I stopped defaulting to code. A year ago, my first instinct for any problem was to start typing. Now my first instinct is to describe the problem clearly and let the model propose the approach. The shift sounds small. It changed everything. I spend more time thinking about what to build and less time thinking about how. The “how” got cheaper. The “what” got more valuable.
I got more skeptical, not less. You’d expect a year of AI-assisted development to make me more trusting. The opposite happened. I’ve seen too many confident, well-structured, completely wrong outputs to take anything at face value. I read the code more carefully now than I did before AI wrote it. The model’s fluency makes its errors harder to spot, which makes verification more important, not less.

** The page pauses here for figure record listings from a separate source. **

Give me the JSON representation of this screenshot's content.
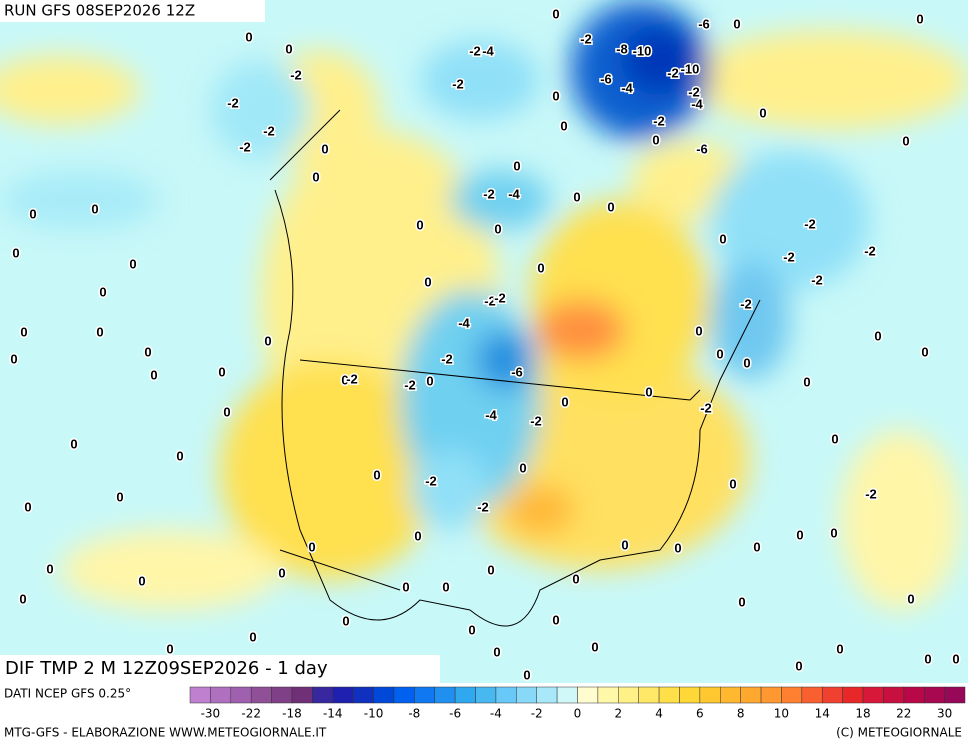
{
  "header": {
    "run": "RUN GFS 08SEP2026 12Z"
  },
  "map": {
    "title": "DIF TMP 2 M 12Z09SEP2026 - 1 day",
    "contour_labels": [
      0,
      0,
      -2,
      -2,
      -2,
      -2,
      0,
      0,
      0,
      0,
      0,
      0,
      0,
      0,
      0,
      0,
      0,
      0,
      0,
      0,
      0,
      0,
      0,
      0,
      0,
      0,
      0,
      0,
      0,
      0,
      0,
      0,
      0,
      -2,
      -2,
      0,
      -2,
      -4,
      -2,
      -6,
      -4,
      -2,
      0,
      0,
      -2,
      0,
      -2,
      0,
      0,
      0,
      0,
      0,
      0,
      0,
      0,
      0,
      0,
      0,
      0,
      0,
      0,
      0,
      0,
      -2,
      0,
      -2,
      0,
      -2,
      0,
      0,
      0,
      0,
      0,
      0,
      0,
      -2,
      -2,
      -2,
      -2,
      0,
      0,
      0,
      0,
      -2,
      -4,
      0,
      0,
      -2,
      0,
      0,
      -2,
      -2,
      -4,
      0,
      0,
      0,
      -2,
      -8,
      -10,
      -6,
      -4,
      -2,
      -10,
      -6,
      0,
      0,
      -2,
      -4,
      -2,
      0,
      -6,
      0,
      0,
      0,
      0,
      0,
      0,
      0,
      0
    ]
  },
  "legend": {
    "source": "DATI NCEP GFS 0.25°",
    "labels": [
      -30,
      -22,
      -18,
      -14,
      -10,
      -8,
      -6,
      -4,
      -2,
      0,
      2,
      4,
      6,
      8,
      10,
      14,
      18,
      22,
      30
    ]
  },
  "footer": {
    "left": "MTG-GFS - ELABORAZIONE WWW.METEOGIORNALE.IT",
    "right": "(C) METEOGIORNALE"
  }
}
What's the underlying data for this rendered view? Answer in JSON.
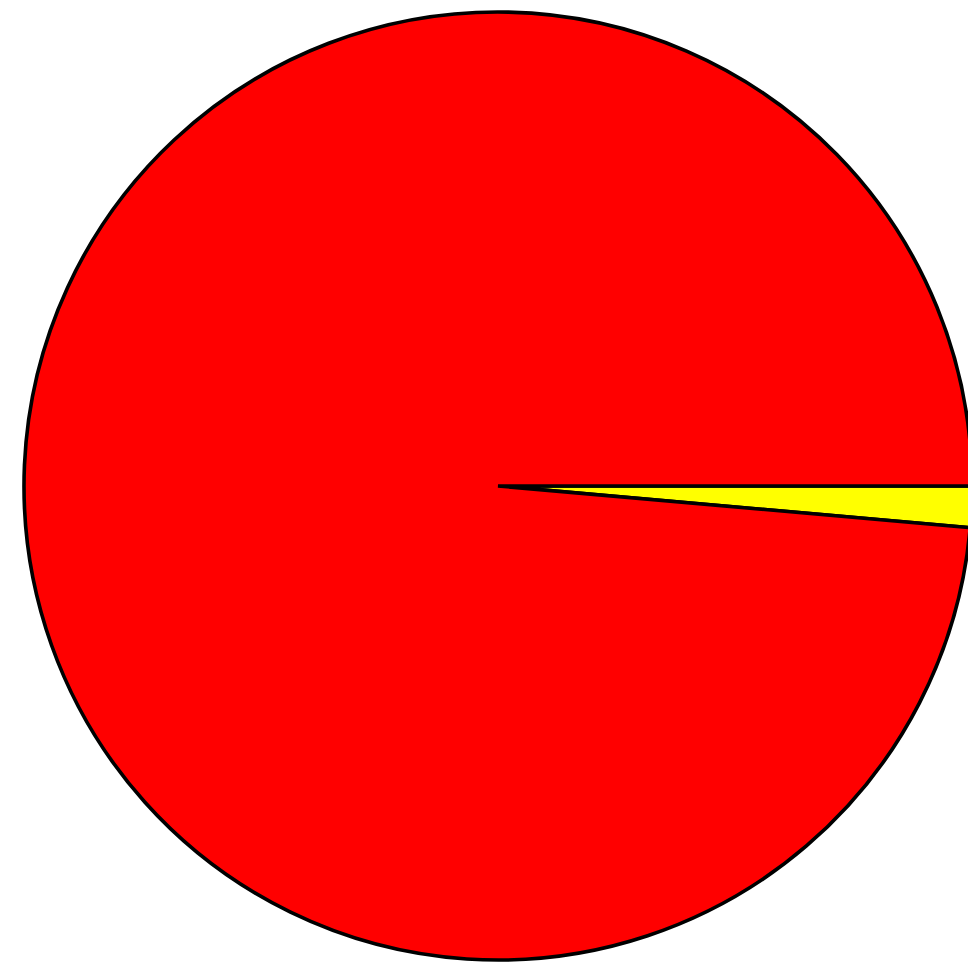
{
  "chart_data": {
    "type": "pie",
    "categories": [
      null,
      null
    ],
    "values": [
      1.4,
      98.6
    ],
    "colors": [
      "#ffff00",
      "#ff0000"
    ]
  }
}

I stopped asking “can the AI do this?” and started asking “should the AI do this?” That question doesn’t get easier with better models. It gets harder. More capability means more surface area where delegation is possible but not wise. The boundary between “automate this” and “think about this yourself” is the most important judgment call in the workflow. No tool helps you make it.
I learned to hold tools loosely. Every workaround I built was eventually replaced by a native feature. Every “definitive guide” I wrote had a shelf life measured in weeks. Boris’s team deletes code every time a new model ships. I wrote about this when Beads became Tasks: the CLI tooling layer has no moat. Any good pattern gets absorbed into the product. The lesson for users is the same: don’t get attached to the scaffolding. The tool underneath is moving faster than your adaptations to it.
The Constant
Across five eras, two complete model generations, and a tool that rewrote itself every few months, one thing didn’t change: the fundamentals.
Clean context. Explicit goals. Plan before executing. Read before editing. Verify before trusting.
That was the advice in month one. It’s still the advice in month twelve with agent teams, multi-model routing, hooks, memory, and everything else layered on top. The surface complexity exploded. The core discipline held.
That’s the real takeaway from a year of this. The tool will keep changing. It’ll be rewritten again before this post is six months old. The part that matters - the judgment, the discipline, the decision about when to use it and when not to - that’s yours to develop. No model update ships that.
80+ posts. Five eras. One constant. The tool changed faster than anyone could document. I tried anyway. I’ll keep trying.